There are so many temples here it’s a wonder people don’t get lost among the powdering remains and the lovingly kept shrines. Most of the temples here are made of red stone as opposed to the glaring gold that adorns most in Myanmar, somehow it still manages to enrapture the thousands of tourists that flock to this magical state.
If there was one thing I wasn’t such a big fan of it was the amount of sellers crowded in around the temples, I’m all for people making a living but it kind of taints the magic a little when they’re telling you to cover your shoulders then trying to sell you a Buddha head (which is considered very disrespectful), inside the temple walls.

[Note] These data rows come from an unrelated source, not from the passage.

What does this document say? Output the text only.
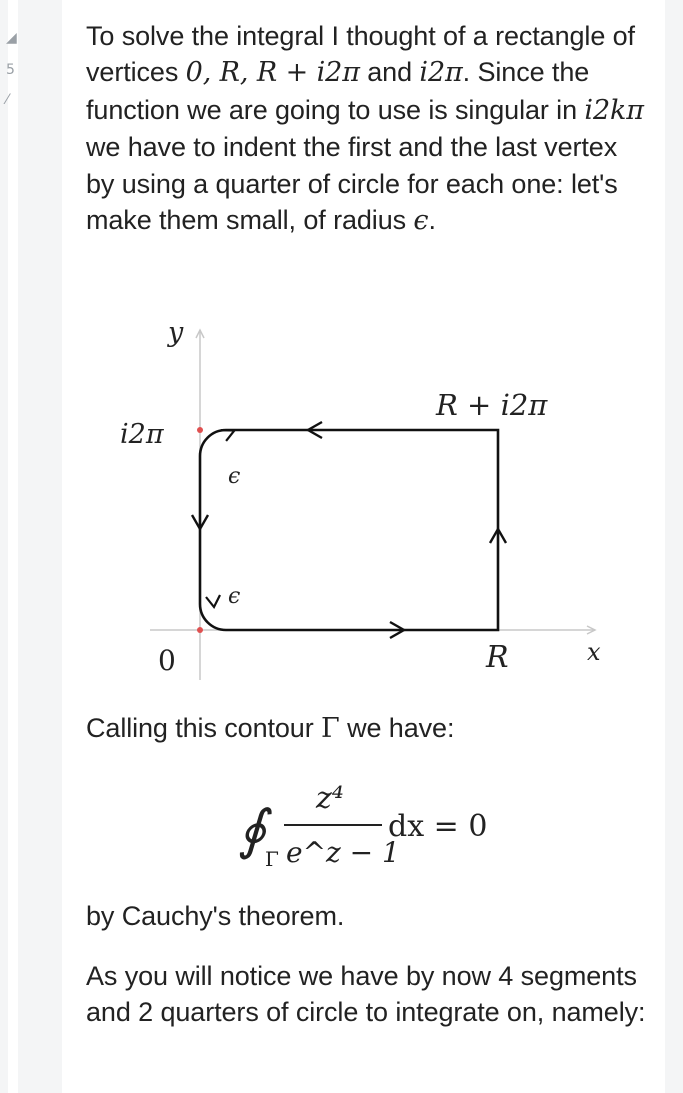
◢
5
⁄

To solve the integral I thought of a rectangle of vertices 0, R, R + i2π and i2π. Since the function we are going to use is singular in i2kπ we have to indent the first and the last vertex by using a quarter of circle for each one: let's make them small, of radius ϵ.

y
x
i2π
R + i2π
0	R
ϵ
ϵ

Calling this contour Γ we have:

∮
Γ
z⁴
e^z − 1
dx = 0

by Cauchy's theorem.

As you will notice we have by now 4 segments and 2 quarters of circle to integrate on, namely:
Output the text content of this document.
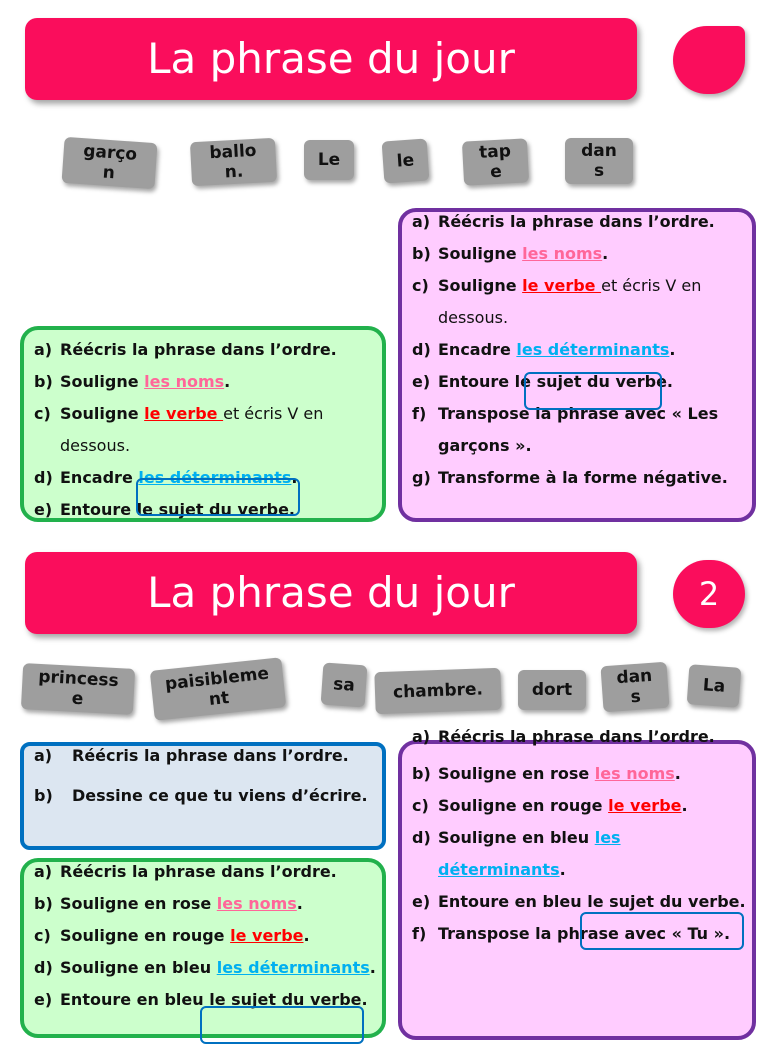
La phrase du jour
garço
n
ballo
n.
Le	le	tap
e
dan
s
a) Réécris la phrase dans l’ordre.
b) Souligne les noms.
c) Souligne le verbe et écris V en dessous.
d) Encadre les déterminants.
e) Entoure le sujet du verbe.
f) Transpose la phrase avec « Les garçons ».
g) Transforme à la forme négative.
a) Réécris la phrase dans l’ordre.
b) Souligne les noms.
c) Souligne le verbe et écris V en dessous.
d) Encadre les déterminants.
e) Entoure le sujet du verbe.
La phrase du jour	2
princess
e
paisibleme
nt
sa	chambre.	dort
dan
s
La
a) Réécris la phrase dans l’ordre.
b) Dessine ce que tu viens d’écrire.
a) Réécris la phrase dans l’ordre.
b) Souligne en rose les noms.
c) Souligne en rouge le verbe.
d) Souligne en bleu les déterminants.
e) Entoure en bleu le sujet du verbe.
f) Transpose la phrase avec « Tu ».
a) Réécris la phrase dans l’ordre.
b) Souligne en rose les noms.
c) Souligne en rouge le verbe.
d) Souligne en bleu les déterminants.
e) Entoure en bleu le sujet du verbe.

The red stone almost glows as the sun sets at night and rises in the morning bringing the ancient city to life and lovingly lulling it to sleep.
Romance and magic oozes from it’s very core, it’s enough to make you doey eyed and soppy, sandy hues to in your face greens, it’s the stuff of a photographers dream, every hour is a ‘golden hour’ here. Fortunately for me and my GoPro you don’t have to be a professional here to pull off a good shot, it just throws them at you!
It is of course a must to watch the sun set over the temples and as we placed ourself precariously on the edge of a quieter crumbly giant we were kept company and entertained by the local children trying to sell us postcards of the very photos we were aiming to take ourselves.
(note: since visiting laws are being passed to preserve the temples and stop people climbing the temples in order to help preserve them, an act I can’t really dispute, although I’m pleased it’s an experience I got to have)
My time in Bagan surpassed all expectations, even the trek from my room to our roadside showers weren’t enough to disillusion my sparkly memories on this ancient city.